Biophilic design can create an environment to easily connect with nature through introducing nature into our living spaces. The simplest way to achieve this is through indoor plants. Our homes and offices can provide us with a stimulating green environment giving us an opportunity to enjoy the benefits that only the plant kingdom can provide, creating a nurturing, peaceful environment.

Biophilic design can however be so much more than just an arrangement of a few indoor plants. An even deeper connection to nature can be achieved by creating a natural and seamless flow between the indoor and outdoor living areas of the home.

Opening doors and windows to outdoor spaces and integrating similar furniture and floor coverings across both areas will give the impression of connectivity. This is one reason why modern home architecture often includes alfresco areas.

The types of furnishings and materials used indoors can also play a significant role in biophilic design. Emphasis is placed on the use of natural products like stone and wood.

Even soft furnishings, ornaments, textile patterns and artwork, can bring a sense of biophilia to any room, indoors and out.

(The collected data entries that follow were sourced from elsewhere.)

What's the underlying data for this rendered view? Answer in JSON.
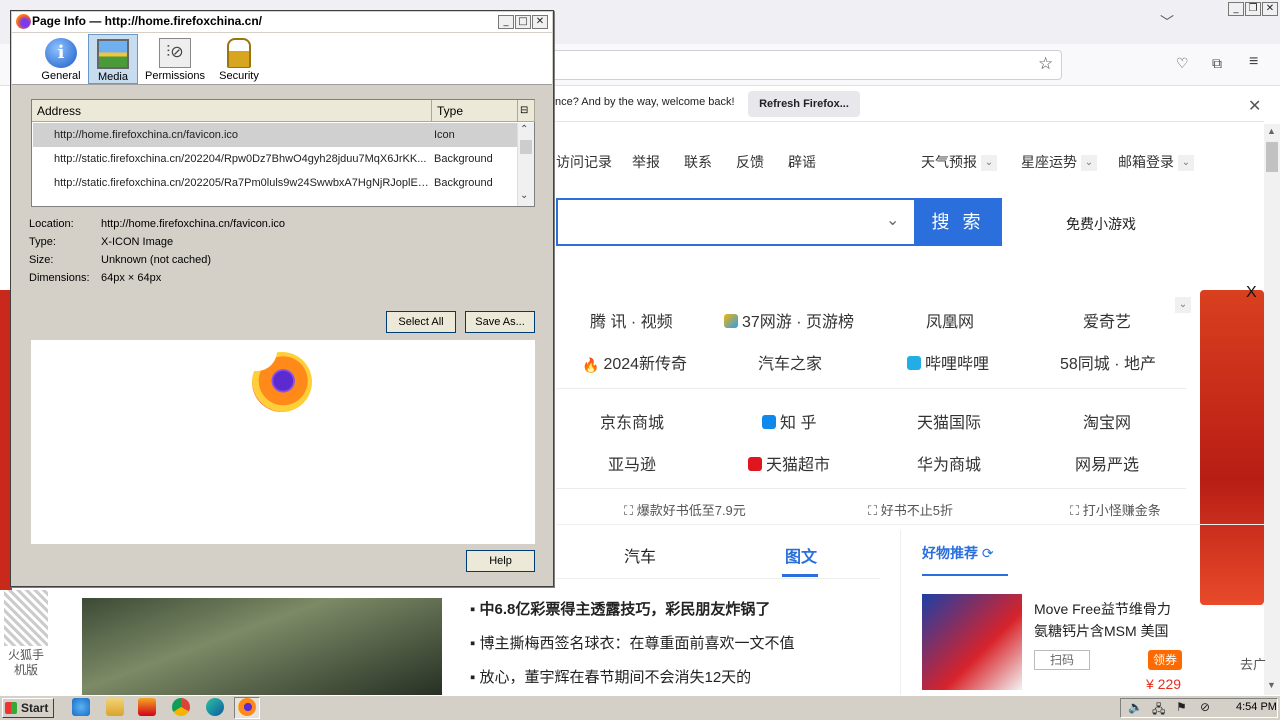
{
  "dialog": {
    "title": "Page Info — http://home.firefoxchina.cn/",
    "tabs": [
      {
        "label": "General",
        "icon": "info-icon"
      },
      {
        "label": "Media",
        "icon": "image-icon",
        "selected": true
      },
      {
        "label": "Permissions",
        "icon": "sliders-icon"
      },
      {
        "label": "Security",
        "icon": "lock-icon"
      }
    ],
    "table": {
      "headers": [
        "Address",
        "Type"
      ],
      "rows": [
        {
          "address": "http://home.firefoxchina.cn/favicon.ico",
          "type": "Icon",
          "selected": true
        },
        {
          "address": "http://static.firefoxchina.cn/202204/Rpw0Dz7BhwO4gyh28jduu7MqX6JrKK...",
          "type": "Background"
        },
        {
          "address": "http://static.firefoxchina.cn/202205/Ra7Pm0luls9w24SwwbxA7HgNjRJoplEL...",
          "type": "Background"
        }
      ]
    },
    "details": {
      "location_label": "Location:",
      "location": "http://home.firefoxchina.cn/favicon.ico",
      "type_label": "Type:",
      "type": "X-ICON Image",
      "size_label": "Size:",
      "size": "Unknown (not cached)",
      "dims_label": "Dimensions:",
      "dims": "64px × 64px"
    },
    "buttons": {
      "select_all": "Select All",
      "save_as": "Save As...",
      "help": "Help"
    }
  },
  "browser": {
    "notice_text": "nce? And by the way, welcome back!",
    "refresh_button": "Refresh Firefox...",
    "top_nav": [
      "访问记录",
      "举报",
      "联系",
      "反馈",
      "辟谣"
    ],
    "top_nav_right": [
      "天气预报",
      "星座运势",
      "邮箱登录"
    ],
    "search_button": "搜 索",
    "free_games": "免费小游戏",
    "sites_row1": [
      "腾 讯 · 视频",
      "37网游 · 页游榜",
      "凤凰网",
      "爱奇艺"
    ],
    "sites_row2": [
      "2024新传奇",
      "汽车之家",
      "哔哩哔哩",
      "58同城 · 地产"
    ],
    "sites_row3": [
      "京东商城",
      "知 乎",
      "天猫国际",
      "淘宝网"
    ],
    "sites_row4": [
      "亚马逊",
      "天猫超市",
      "华为商城",
      "网易严选"
    ],
    "promos": [
      "爆款好书低至7.9元",
      "好书不止5折",
      "打小怪赚金条"
    ],
    "tab_car": "汽车",
    "tab_pic": "图文",
    "good_title": "好物推荐",
    "news": [
      "▪ 中6.8亿彩票得主透露技巧，彩民朋友炸锅了",
      "▪ 博主撕梅西签名球衣：在尊重面前喜欢一文不值",
      "▪ 放心，董宇辉在春节期间不会消失12天的"
    ],
    "product_text": "Move Free益节维骨力氨糖钙片含MSM 美国",
    "product_tag": "扫码",
    "product_badge": "领券",
    "product_price": "¥ 229",
    "qr_label": "火狐手机版",
    "hide_label": "去广",
    "ad_close": "X"
  },
  "taskbar": {
    "start": "Start",
    "clock": "4:54 PM"
  },
  "colors": {
    "accent": "#2a6fdb",
    "selection": "#c8dcf0",
    "dialog_bg": "#d4d0c8"
  }
}
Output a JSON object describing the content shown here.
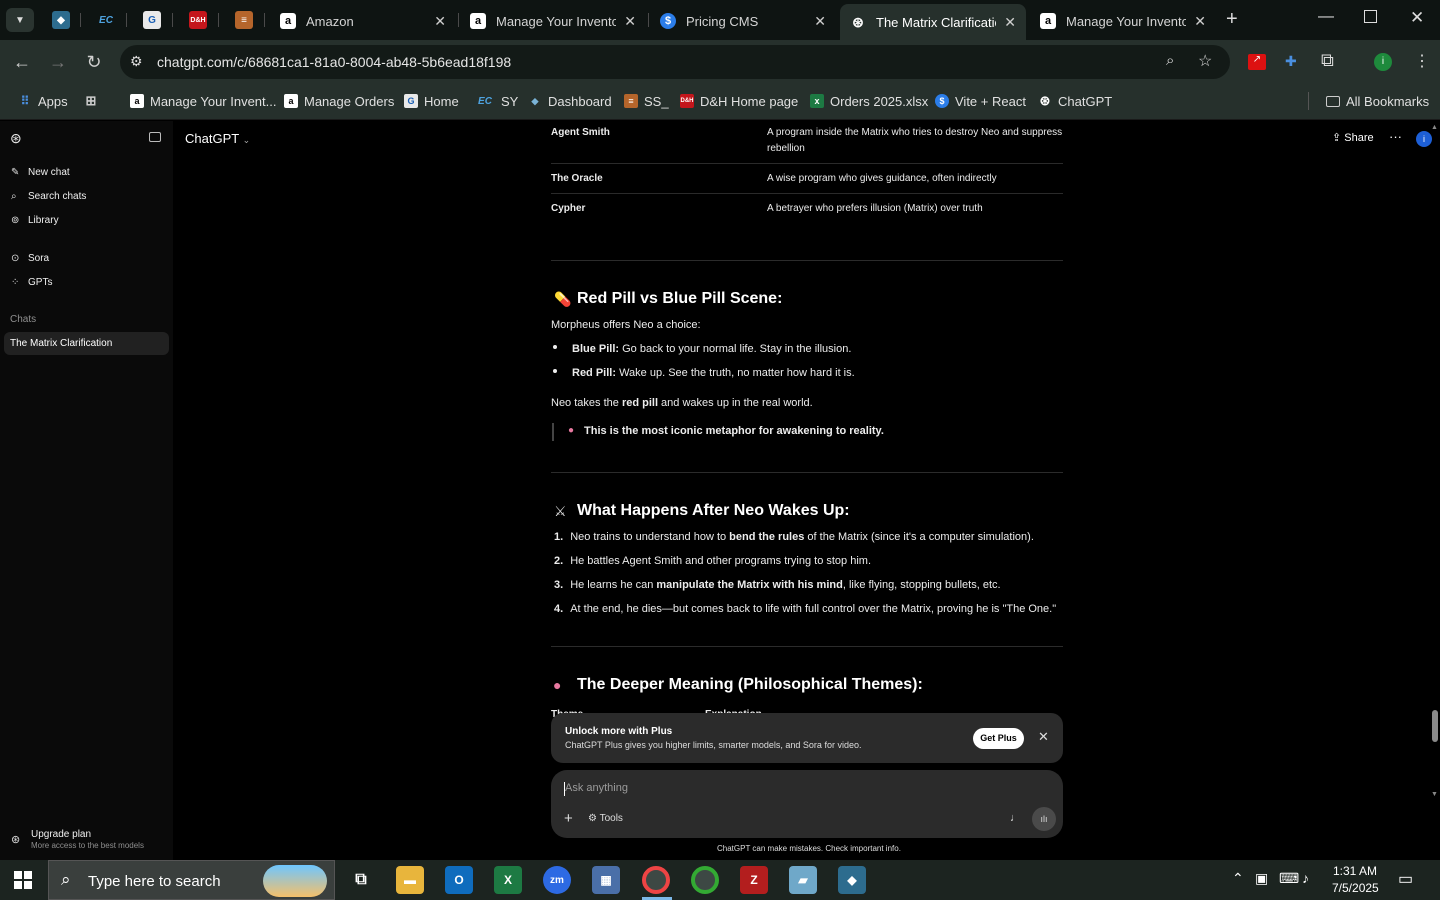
{
  "browser": {
    "tabs": [
      {
        "title": "Amazon",
        "icon": "amazon-icon"
      },
      {
        "title": "Manage Your Inventor",
        "icon": "amazon-icon"
      },
      {
        "title": "Pricing CMS",
        "icon": "dollar-icon"
      },
      {
        "title": "The Matrix Clarificatio",
        "icon": "chatgpt-icon",
        "active": true
      },
      {
        "title": "Manage Your Inventor",
        "icon": "amazon-icon"
      }
    ],
    "url": "chatgpt.com/c/68681ca1-81a0-8004-ab48-5b6ead18f198",
    "bookmarks": [
      {
        "label": "Apps"
      },
      {
        "label": "Manage Your Invent..."
      },
      {
        "label": "Manage Orders"
      },
      {
        "label": "Home"
      },
      {
        "label": "SY"
      },
      {
        "label": "Dashboard"
      },
      {
        "label": "SS_"
      },
      {
        "label": "D&H Home page"
      },
      {
        "label": "Orders 2025.xlsx"
      },
      {
        "label": "Vite + React"
      },
      {
        "label": "ChatGPT"
      }
    ],
    "all_bookmarks": "All Bookmarks",
    "profile_initial": "i"
  },
  "sidebar": {
    "new_chat": "New chat",
    "search_chats": "Search chats",
    "library": "Library",
    "sora": "Sora",
    "gpts": "GPTs",
    "chats_heading": "Chats",
    "active_chat": "The Matrix Clarification",
    "upgrade_title": "Upgrade plan",
    "upgrade_sub": "More access to the best models"
  },
  "header": {
    "model": "ChatGPT",
    "share": "Share",
    "more": "···"
  },
  "content": {
    "characters": [
      {
        "name": "Agent Smith",
        "desc_line1": "A program inside the Matrix who tries to destroy Neo and suppress",
        "desc_line2": "rebellion"
      },
      {
        "name": "The Oracle",
        "desc_line1": "A wise program who gives guidance, often indirectly",
        "desc_line2": ""
      },
      {
        "name": "Cypher",
        "desc_line1": "A betrayer who prefers illusion (Matrix) over truth",
        "desc_line2": ""
      }
    ],
    "pill_heading": "Red Pill vs Blue Pill Scene:",
    "pill_intro": "Morpheus offers Neo a choice:",
    "blue_pill_label": "Blue Pill:",
    "blue_pill_text": "Go back to your normal life. Stay in the illusion.",
    "red_pill_label": "Red Pill:",
    "red_pill_text": "Wake up. See the truth, no matter how hard it is.",
    "neo_takes_pre": "Neo takes the ",
    "neo_takes_bold": "red pill",
    "neo_takes_post": " and wakes up in the real world.",
    "quote": "This is the most iconic metaphor for awakening to reality.",
    "after_heading": "What Happens After Neo Wakes Up:",
    "after_items": [
      {
        "num": "1.",
        "pre": "Neo trains to understand how to ",
        "bold": "bend the rules",
        "post": " of the Matrix (since it's a computer simulation)."
      },
      {
        "num": "2.",
        "pre": "He battles Agent Smith and other programs trying to stop him.",
        "bold": "",
        "post": ""
      },
      {
        "num": "3.",
        "pre": "He learns he can ",
        "bold": "manipulate the Matrix with his mind",
        "post": ", like flying, stopping bullets, etc."
      },
      {
        "num": "4.",
        "pre": "At the end, he dies—but comes back to life with full control over the Matrix, proving he is \"The One.\"",
        "bold": "",
        "post": ""
      }
    ],
    "deeper_heading": "The Deeper Meaning (Philosophical Themes):",
    "table_col1": "Theme",
    "table_col2": "Explanation"
  },
  "plus_banner": {
    "title": "Unlock more with Plus",
    "subtitle": "ChatGPT Plus gives you higher limits, smarter models, and Sora for video.",
    "button": "Get Plus"
  },
  "composer": {
    "placeholder": "Ask anything",
    "tools": "Tools",
    "disclaimer": "ChatGPT can make mistakes. Check important info."
  },
  "taskbar": {
    "search_placeholder": "Type here to search",
    "time": "1:31 AM",
    "date": "7/5/2025"
  }
}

Through using natural light, natural materials, shapes, colours and vegetation, a true sense of connection at an emotional level can be obtained.

The trick with any good design including biophilic design, is to not overdo things. More is not always best and the introduction of plants into an indoor environment to achieve a sense of biophilia, can be accomplished with even a small selection of plants of varying heights, colours and textures.

Don't be afraid to experiment with plant species and arrangements. The aim is to enjoy the nature of the space, no matter how big or small that space might be.